Evreni ve bizleri var eden “maddenin üstünlüğü” durumu, yaşamdaki en değerli şeyin “madde ortamında var olma” (hayatta olma) şeklinde gören dar görüşe göre olumlu olarak değerlendirilir. Oysa ezoterizm, makrokozmosun Öncel Evren’in bölünmesi ile meydana geldiğini varsaymaktadır. Fark edilmelidir ki, madde baskınlığı “madde ve anti-madde şeklinde ayrılan, ama hala da dengede olan yapının bir nedenle dengesinin bozulması” biçiminde de görülebilir ve bu görüş, evrenin bir dengesizlikle oluştuğunu ortaya koyar.
Madde; ya “üstün gelmiş”, ya da “getirilmiş”, yani kayırılmıştır! Evren, doğal simetri ya da denge korunamadığı için var olmuş bir mekandır. Bir diğer söyleyişle orta dünya (iyi ve kötünün yer aldığı evren) bir eşitliğin bozulmasına dayalıdır. Eşitlik bozulduğunda üstün gelen (belki de eşitliği bozan) taraf, yani madde, makrokozmosu meydana getirmiştir.
Dengeyi bozmak adına dengeden kaçan parça (yani evreni var eden kısım) ise sadece bütünün 1/1015’lik parçasıdır.
Kuantum parçacıklarına ezoterik açıdan bakalım:
Maddeyi meydana getiren (kütlesi olan) parçacıklar (fermiyonlar) ½ (yarım) spin sahibidirler; yani tam değildir, yarımdırlar, tamın yarısıdırlar. Madde olarak ortadan bölünmüş evrenin (makrokozmosun) üyeleridirler zaten.
Kuvveti taşıyan (kütlesi olMAYAN) parçacıklar (bozonlar) tam spin sahibidirler; yani tamdırlar. Madde olarak ortadan bölünmüş evrenin (makrokozmosun) üyeleri sayılmazlar; çünkü kütleleri yoktur.
Kütlesi olan fermiyonlar, bir arada bulunmamaları ile tanınırlar.

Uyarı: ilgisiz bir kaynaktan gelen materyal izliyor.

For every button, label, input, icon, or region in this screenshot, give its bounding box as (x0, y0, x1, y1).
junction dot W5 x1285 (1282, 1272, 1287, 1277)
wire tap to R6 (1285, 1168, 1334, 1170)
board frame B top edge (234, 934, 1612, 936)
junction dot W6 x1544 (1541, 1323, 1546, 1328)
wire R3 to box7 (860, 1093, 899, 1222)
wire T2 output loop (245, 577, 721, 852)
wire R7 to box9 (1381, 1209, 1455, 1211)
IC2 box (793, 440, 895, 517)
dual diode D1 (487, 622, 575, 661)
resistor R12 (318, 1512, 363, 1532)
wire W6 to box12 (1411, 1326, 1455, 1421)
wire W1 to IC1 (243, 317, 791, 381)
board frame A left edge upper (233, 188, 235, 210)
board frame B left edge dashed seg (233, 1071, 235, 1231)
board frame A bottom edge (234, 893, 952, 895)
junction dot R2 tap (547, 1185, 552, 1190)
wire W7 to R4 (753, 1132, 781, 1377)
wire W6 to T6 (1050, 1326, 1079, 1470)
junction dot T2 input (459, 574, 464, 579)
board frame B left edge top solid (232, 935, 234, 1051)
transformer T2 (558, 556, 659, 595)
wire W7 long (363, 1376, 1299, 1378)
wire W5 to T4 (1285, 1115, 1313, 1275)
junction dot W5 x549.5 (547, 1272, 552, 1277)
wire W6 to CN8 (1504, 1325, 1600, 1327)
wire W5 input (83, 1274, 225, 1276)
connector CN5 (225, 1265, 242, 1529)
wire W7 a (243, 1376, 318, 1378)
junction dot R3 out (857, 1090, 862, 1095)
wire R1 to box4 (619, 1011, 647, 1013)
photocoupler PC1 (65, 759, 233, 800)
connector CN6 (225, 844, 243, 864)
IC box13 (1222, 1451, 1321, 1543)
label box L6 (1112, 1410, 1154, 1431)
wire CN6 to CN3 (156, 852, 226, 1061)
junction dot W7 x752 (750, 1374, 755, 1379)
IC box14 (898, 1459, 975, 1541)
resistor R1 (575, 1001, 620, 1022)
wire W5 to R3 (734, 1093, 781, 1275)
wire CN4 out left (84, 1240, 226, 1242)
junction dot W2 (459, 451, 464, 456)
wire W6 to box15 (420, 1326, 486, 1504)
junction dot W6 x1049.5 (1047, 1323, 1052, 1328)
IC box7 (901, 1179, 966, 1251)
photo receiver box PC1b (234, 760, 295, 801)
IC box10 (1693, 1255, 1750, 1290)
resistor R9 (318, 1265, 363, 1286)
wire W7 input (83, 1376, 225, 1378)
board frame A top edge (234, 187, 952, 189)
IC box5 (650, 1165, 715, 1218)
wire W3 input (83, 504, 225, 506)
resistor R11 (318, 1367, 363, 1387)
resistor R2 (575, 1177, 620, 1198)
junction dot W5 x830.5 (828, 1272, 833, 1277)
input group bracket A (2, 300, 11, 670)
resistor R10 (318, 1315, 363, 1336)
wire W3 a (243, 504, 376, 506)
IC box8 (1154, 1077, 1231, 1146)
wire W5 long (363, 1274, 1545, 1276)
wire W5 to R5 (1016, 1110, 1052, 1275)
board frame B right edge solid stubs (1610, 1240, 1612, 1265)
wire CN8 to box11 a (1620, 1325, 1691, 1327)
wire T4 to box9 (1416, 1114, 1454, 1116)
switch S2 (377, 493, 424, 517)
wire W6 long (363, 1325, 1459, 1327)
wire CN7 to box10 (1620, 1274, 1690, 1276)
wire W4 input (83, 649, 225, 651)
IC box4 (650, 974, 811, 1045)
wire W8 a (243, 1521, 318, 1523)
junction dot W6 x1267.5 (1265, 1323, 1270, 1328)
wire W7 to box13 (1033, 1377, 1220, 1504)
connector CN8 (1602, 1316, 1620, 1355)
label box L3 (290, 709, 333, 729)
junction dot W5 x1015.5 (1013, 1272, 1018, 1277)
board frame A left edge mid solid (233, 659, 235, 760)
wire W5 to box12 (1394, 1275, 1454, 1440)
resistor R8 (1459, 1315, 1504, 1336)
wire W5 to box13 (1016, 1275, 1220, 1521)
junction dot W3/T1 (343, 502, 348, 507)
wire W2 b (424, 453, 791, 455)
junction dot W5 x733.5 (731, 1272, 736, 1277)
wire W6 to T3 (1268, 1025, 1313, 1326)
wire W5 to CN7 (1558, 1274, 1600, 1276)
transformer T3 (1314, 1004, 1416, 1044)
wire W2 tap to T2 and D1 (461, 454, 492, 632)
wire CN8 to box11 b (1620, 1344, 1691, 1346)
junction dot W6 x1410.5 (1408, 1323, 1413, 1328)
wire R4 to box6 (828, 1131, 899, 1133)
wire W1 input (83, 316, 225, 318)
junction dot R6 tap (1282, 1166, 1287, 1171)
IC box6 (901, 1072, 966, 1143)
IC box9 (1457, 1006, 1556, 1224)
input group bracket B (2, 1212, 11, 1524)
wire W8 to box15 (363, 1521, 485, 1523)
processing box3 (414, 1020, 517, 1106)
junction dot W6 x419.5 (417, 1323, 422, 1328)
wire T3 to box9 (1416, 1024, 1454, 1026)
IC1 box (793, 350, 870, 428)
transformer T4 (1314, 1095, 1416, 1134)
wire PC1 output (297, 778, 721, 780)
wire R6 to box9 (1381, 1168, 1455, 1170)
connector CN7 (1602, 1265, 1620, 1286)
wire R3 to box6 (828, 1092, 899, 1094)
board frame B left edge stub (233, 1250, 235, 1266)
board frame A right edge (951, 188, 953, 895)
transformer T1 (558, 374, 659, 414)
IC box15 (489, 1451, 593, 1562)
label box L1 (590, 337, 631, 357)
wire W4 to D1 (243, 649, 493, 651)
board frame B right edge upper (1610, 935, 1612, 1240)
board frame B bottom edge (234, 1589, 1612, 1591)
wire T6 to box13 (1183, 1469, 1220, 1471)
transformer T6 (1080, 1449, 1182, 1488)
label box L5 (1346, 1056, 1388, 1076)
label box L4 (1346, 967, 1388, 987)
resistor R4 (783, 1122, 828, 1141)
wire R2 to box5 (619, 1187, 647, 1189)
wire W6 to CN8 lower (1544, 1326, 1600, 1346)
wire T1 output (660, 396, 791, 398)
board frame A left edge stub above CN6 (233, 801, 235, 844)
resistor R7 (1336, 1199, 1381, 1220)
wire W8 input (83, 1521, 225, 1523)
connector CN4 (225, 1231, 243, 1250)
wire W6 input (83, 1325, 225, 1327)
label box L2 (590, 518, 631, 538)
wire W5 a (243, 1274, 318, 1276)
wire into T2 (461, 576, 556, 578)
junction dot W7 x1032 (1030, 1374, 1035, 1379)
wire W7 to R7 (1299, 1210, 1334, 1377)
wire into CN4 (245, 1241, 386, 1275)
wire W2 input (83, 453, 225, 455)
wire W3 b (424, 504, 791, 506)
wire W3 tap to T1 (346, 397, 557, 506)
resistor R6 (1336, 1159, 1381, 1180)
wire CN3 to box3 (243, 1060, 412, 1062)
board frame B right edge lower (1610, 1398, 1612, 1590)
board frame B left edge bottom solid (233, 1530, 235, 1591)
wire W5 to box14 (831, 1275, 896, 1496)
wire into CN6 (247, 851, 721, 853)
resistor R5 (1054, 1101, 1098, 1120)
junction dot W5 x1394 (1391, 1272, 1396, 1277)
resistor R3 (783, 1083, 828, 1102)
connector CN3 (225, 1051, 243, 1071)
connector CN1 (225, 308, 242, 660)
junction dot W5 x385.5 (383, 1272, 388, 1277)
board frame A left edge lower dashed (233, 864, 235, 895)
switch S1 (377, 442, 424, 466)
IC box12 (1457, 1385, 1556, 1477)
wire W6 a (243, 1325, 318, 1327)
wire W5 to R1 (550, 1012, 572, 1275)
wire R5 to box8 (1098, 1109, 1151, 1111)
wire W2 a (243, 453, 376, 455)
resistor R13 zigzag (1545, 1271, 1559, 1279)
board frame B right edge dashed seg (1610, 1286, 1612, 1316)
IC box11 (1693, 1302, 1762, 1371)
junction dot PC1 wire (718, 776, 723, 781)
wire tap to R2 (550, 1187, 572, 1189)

Kütlesi olmayan bozonlar ise sürekli bir arada bulunmak istemektedirler. “Bir arada bulunmak” şeklinde adlandırılan tutumu ezoterik bakış açısı ile “öncel evren yekpareliğini yaratma eğilimi” şeklinde özetlemek mümkündür.
Kısaca; kütleli olanlar yarım ve yalnız, kütlesiz olanlar tam ve “bir arada”lık eğilimindedirler.
Spini yarım olanların antisi vardır ve bunlar birleşince birbirlerini bilime göre “imha etmektedirler". Bilim adamlarının “imha” dediği durum ise -bir öğrencimin “Nirvana'ya kavuşmak” şeklinde özetlediği gibi- tamlaşmaktır aslında. Ancak madde evreninde tamlaşmak mümkün olmadığı için imha şeklinde tezahür eder.
Tüm bu bilimsel verileri ezoterik açıdan bakıp Bölünen Evren teorileri açısından değerlendirirsek şu sonuca varabiliriz: Makro varlıkları olarak yarımız. Makroda var olmanın (bedenli/kütleli olmanın) yegane koşulu yarım olmaktır. Diğer yarımızla karşılaştığımız zaman bu evrende var olamayız. Var olamamamız, yarım kalmamız için evren bu şekilde bölünmüştür. Tamlığa kavuşmanın yegane yolu ruhu, bu evrende bir daha çökmeyecek (doğmayacak) frekansa getirmek, yani evrimselleşmektir. Bu teoriyi ortaya atan ilk inanç ise (bence benzersizdir) Orfizm'dir.
DİP NOTLAR
[1]
Kilo elektron volt
[2]
Baryon: Atom çekirdeğini yapan proton ve nötronlar gibi üç kuarktan oluşan atomaltı parçacık. Atom çekirdeği, proton ve nötronlardan oluşur. Proton ve nötronlar, üç kuarktan oluşur.
[3]
Spin, bilim dilinde “temel parçacıkların açısal momentumu” şeklinde tanımlanır; fizik biliminde "kendi etrafında dönüş” manasındadır ve parçacıkların temel özelliklerindendir.